Two incidents this week confirmed one of my long held suspicions that those who ‘live and breathe’ theatre by working in it are far detached from those to whom they wish to sell tickets – the paying audience.

To explain: first call came from an old friend wanting a couple of very hard to get seats for a hit show over the Christmas holidays. While attempting to explain the various methods by which this show sells its tickets, I could feel my own brain beginning to glaze over… and that is bearing in mind I’ve actually written a book with a whole chapter on the subject. Now I feel I may have the reason for how Mr P’s pharmacist can afford the holidays he takes every three months, bearing in mind how often Mr P had to read my explanation when editing the tome.

Anyway, for this particular show it really isn’t that easy to get a ticket even if you DO know how to navigate the system, but to explain it to anybody else without a working knowledge proved farcical, “So, you see, yes, the original producing theatre does have some tickets without a booking fee – but not very many as they are not the actual box office, whatever the phone numbers might say.  No, the phone number for the actual Theatre box office has changed, and even if you ring them they have two systems as well. One controls mostly online sales, while another has different seats for telephone bookers – but the online system can also be seen by the telephone answering staff too if they have to. Oh and yes, there is a booking fee to pay, but it includes a “restoration charge” unless you are booking online where the restoration charge is shown as part of the booking fee – but either way, yes, you are paying an extra pound towards replacing the manky foyer carpet one day.”

My friend got probably the last available tickets for that entire month, but without some guidance, who knows if the result would have been as successful.

The second incident was an email from a reader.
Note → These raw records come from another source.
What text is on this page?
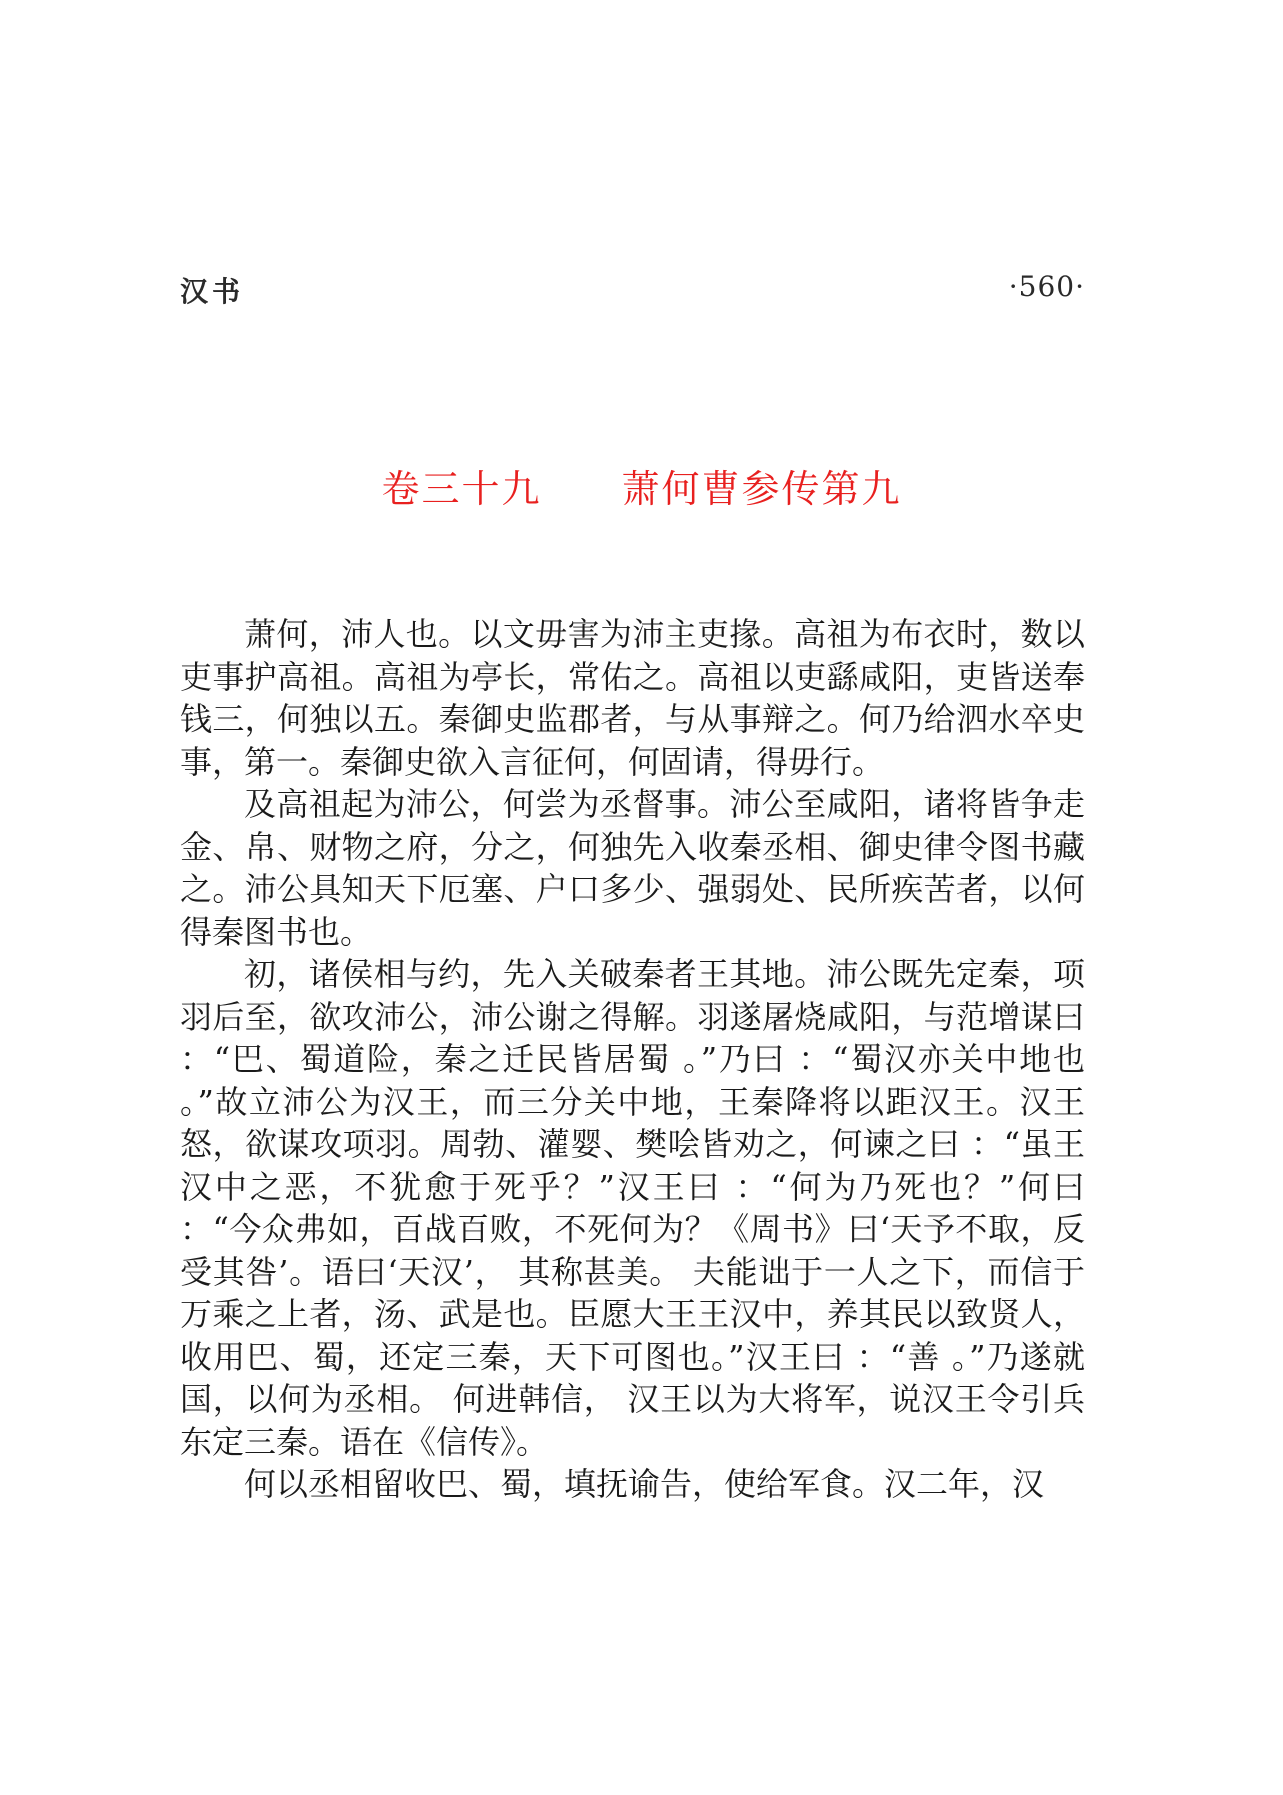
汉书	·560·
卷三十九 萧何曹参传第九

萧何，沛人也。以文毋害为沛主吏掾。高祖为布衣时，数以吏事护高祖。高祖为亭长，常佑之。高祖以吏繇咸阳，吏皆送奉钱三，何独以五。秦御史监郡者，与从事辩之。何乃给泗水卒史事，第一。秦御史欲入言征何，何固请，得毋行。

及高祖起为沛公，何尝为丞督事。沛公至咸阳，诸将皆争走金、帛、财物之府，分之，何独先入收秦丞相、御史律令图书藏之。沛公具知天下厄塞、户口多少、强弱处、民所疾苦者，以何得秦图书也。

初，诸侯相与约，先入关破秦者王其地。沛公既先定秦，项羽后至，欲攻沛公，沛公谢之得解。羽遂屠烧咸阳，与范增谋曰 ：“巴、蜀道险，秦之迁民皆居蜀 。”乃曰 ：“蜀汉亦关中地也 。”故立沛公为汉王，而三分关中地，王秦降将以距汉王。汉王怒，欲谋攻项羽。周勃、灌婴、樊哙皆劝之，何谏之曰 ：“虽王汉中之恶，不犹愈于死乎？”汉王曰 ：“何为乃死也？”何曰 ：“今众弗如，百战百败，不死何为？《周书》曰‘天予不取，反受其咎’。语曰‘天汉’， 其称甚美。 夫能诎于一人之下，而信于万乘之上者，汤、武是也。臣愿大王王汉中，养其民以致贤人，收用巴、蜀，还定三秦，天下可图也。”汉王曰 ：“善 。”乃遂就国，以何为丞相。 何进韩信， 汉王以为大将军，说汉王令引兵东定三秦。语在《信传》。

何以丞相留收巴、蜀，填抚谕告，使给军食。汉二年，汉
Shocked at the price quoted for a family outing to a show next spring on the theatre’s website, they emailed me to ask why the price was so much lower according to Theatremonkey.com than the one they had seen elsewhere on the first site they found.

Turns out this reader was almost the victim of a horrible problem that is becoming more and more widespread online. Unless a theatre or show name is a registered trade mark (and sometimes not even that is protection) ANYBODY can buy any internet site name related to a show. So, any ticket agent – legitimate or not – could own, say, “TheSoundOfMusicBoxOffice.com” or “HerMajestysTheatreTicketSales.com” and have a pretty decent chance that the real producer / theatre owner will do nothing about it. Work a bit of magic with Google, and the site will be the first one that appears when “Sound Of Music Tickets” is typed in. With 40% of web traffic going to the first name on the list, and a lot of uninformed people – you can see why buying a name like that for a few pounds is lucrative, and worth riding luck for until lawyers catch up with them.
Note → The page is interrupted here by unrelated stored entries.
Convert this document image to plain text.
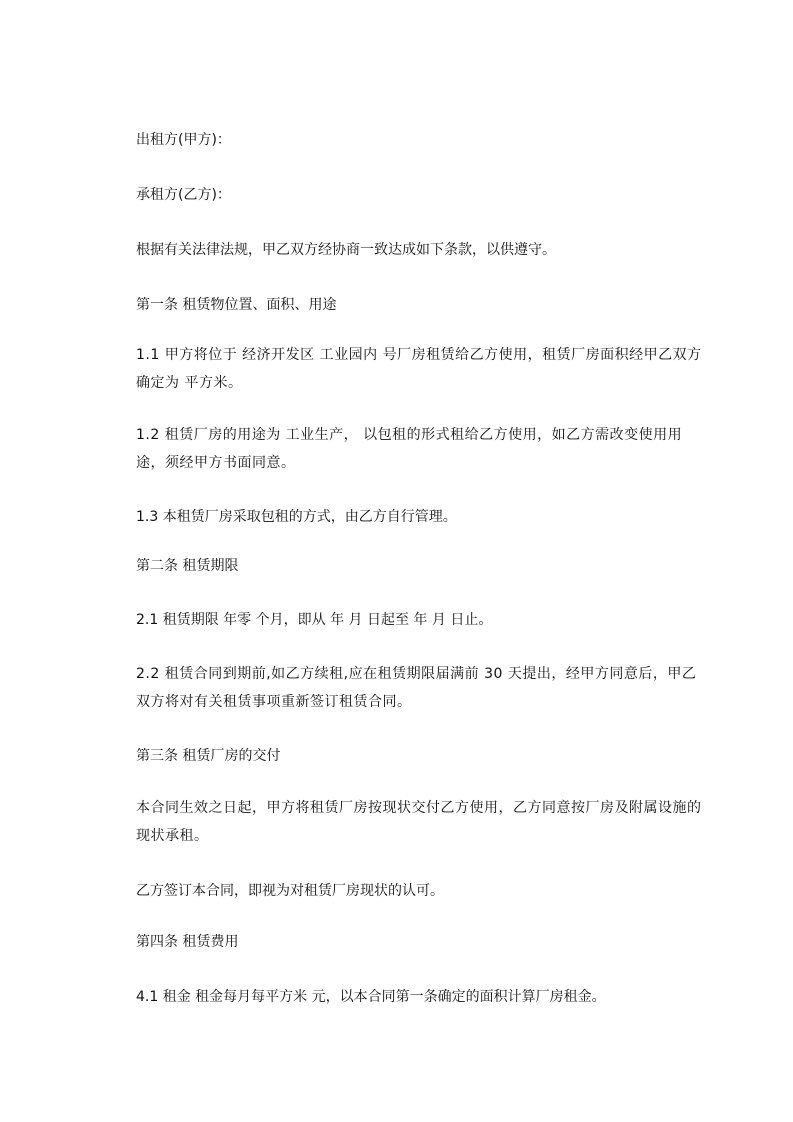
出租方(甲方)：

承租方(乙方)：

根据有关法律法规，甲乙双方经协商一致达成如下条款，以供遵守。

第一条 租赁物位置、面积、用途

1.1 甲方将位于 经济开发区 工业园内 号厂房租赁给乙方使用，租赁厂房面积经甲乙双方确定为 平方米。

1.2 租赁厂房的用途为 工业生产， 以包租的形式租给乙方使用，如乙方需改变使用用途，须经甲方书面同意。

1.3 本租赁厂房采取包租的方式，由乙方自行管理。

第二条 租赁期限

2.1 租赁期限 年零 个月，即从 年 月 日起至 年 月 日止。

2.2 租赁合同到期前,如乙方续租,应在租赁期限届满前 30 天提出，经甲方同意后，甲乙双方将对有关租赁事项重新签订租赁合同。

第三条 租赁厂房的交付

本合同生效之日起，甲方将租赁厂房按现状交付乙方使用，乙方同意按厂房及附属设施的现状承租。

乙方签订本合同，即视为对租赁厂房现状的认可。

第四条 租赁费用

4.1 租金 租金每月每平方米 元，以本合同第一条确定的面积计算厂房租金。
Again I was able to set the reader straight and they obtained the tickets they wanted direct from the real box office website (indeed, were able to choose their seats using the box office system and Theatremonkey seating plans for advice).
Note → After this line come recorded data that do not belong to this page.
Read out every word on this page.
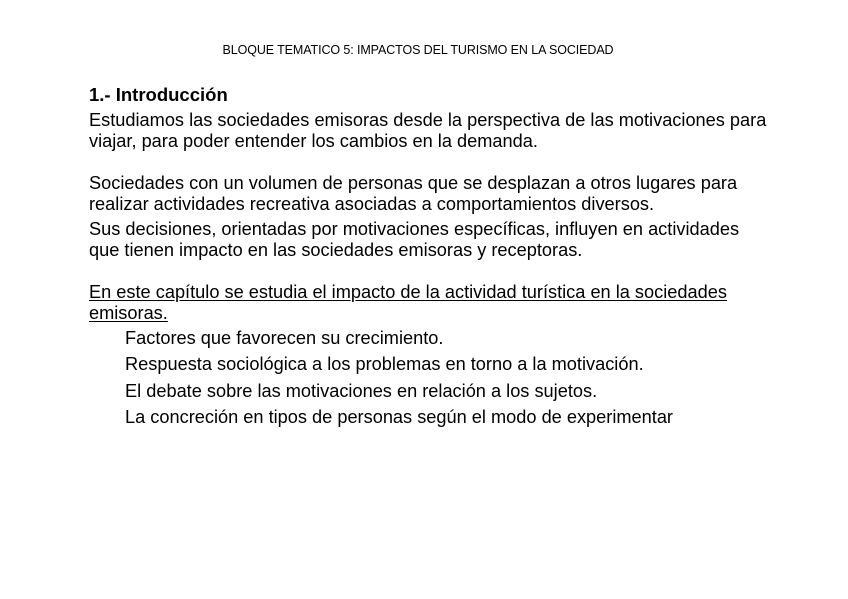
BLOQUE TEMATICO 5: IMPACTOS DEL TURISMO EN LA SOCIEDAD

1.- Introducción

Estudiamos las sociedades emisoras desde la perspectiva de las motivaciones para viajar, para poder entender los cambios en la demanda.

Sociedades con un volumen de personas que se desplazan a otros lugares para realizar actividades recreativa asociadas a comportamientos diversos.

Sus decisiones, orientadas por motivaciones específicas, influyen en actividades que tienen impacto en las sociedades emisoras y receptoras.

En este capítulo se estudia el impacto de la actividad turística en la sociedades emisoras.

Factores que favorecen su crecimiento.
Respuesta sociológica a los problemas en torno a la motivación.
El debate sobre las motivaciones en relación a los sujetos.
La concreción en tipos de personas según el modo de experimentar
Simply, I think there is a way to go for the theatre industry to catch up with what is happening online and in the wider world. The public are now used to having things simply and instantly, and theatres / producers need to make things far simpler. To sum up my own advice, I’d say this:

1)       Find out the official box office telephone number and website address. www.Theatremonkey.com have them without fail for all major West End theatres, www.Officiallondontheatre.co.uk  have even more, and www.londontheatre.co.uk is also a good source of contact details. You’ll start with a knowledge of the original ticket prices at least.

2)       If you can’t find anything that way, approach a genuine ticket agency. Look for the Society of Ticket Agents and Retailers symbol – its on the top right of all Theatremonkey pages and can be seen, with a list of all members at the official website www.star.org.uk. Some agents charge much more than others, but none more than around 25% more – and your ticket will be genuine.

It’s a jungle out there, but it is possible to buy without getting caught in the undergrowth. Good hunting, everybody.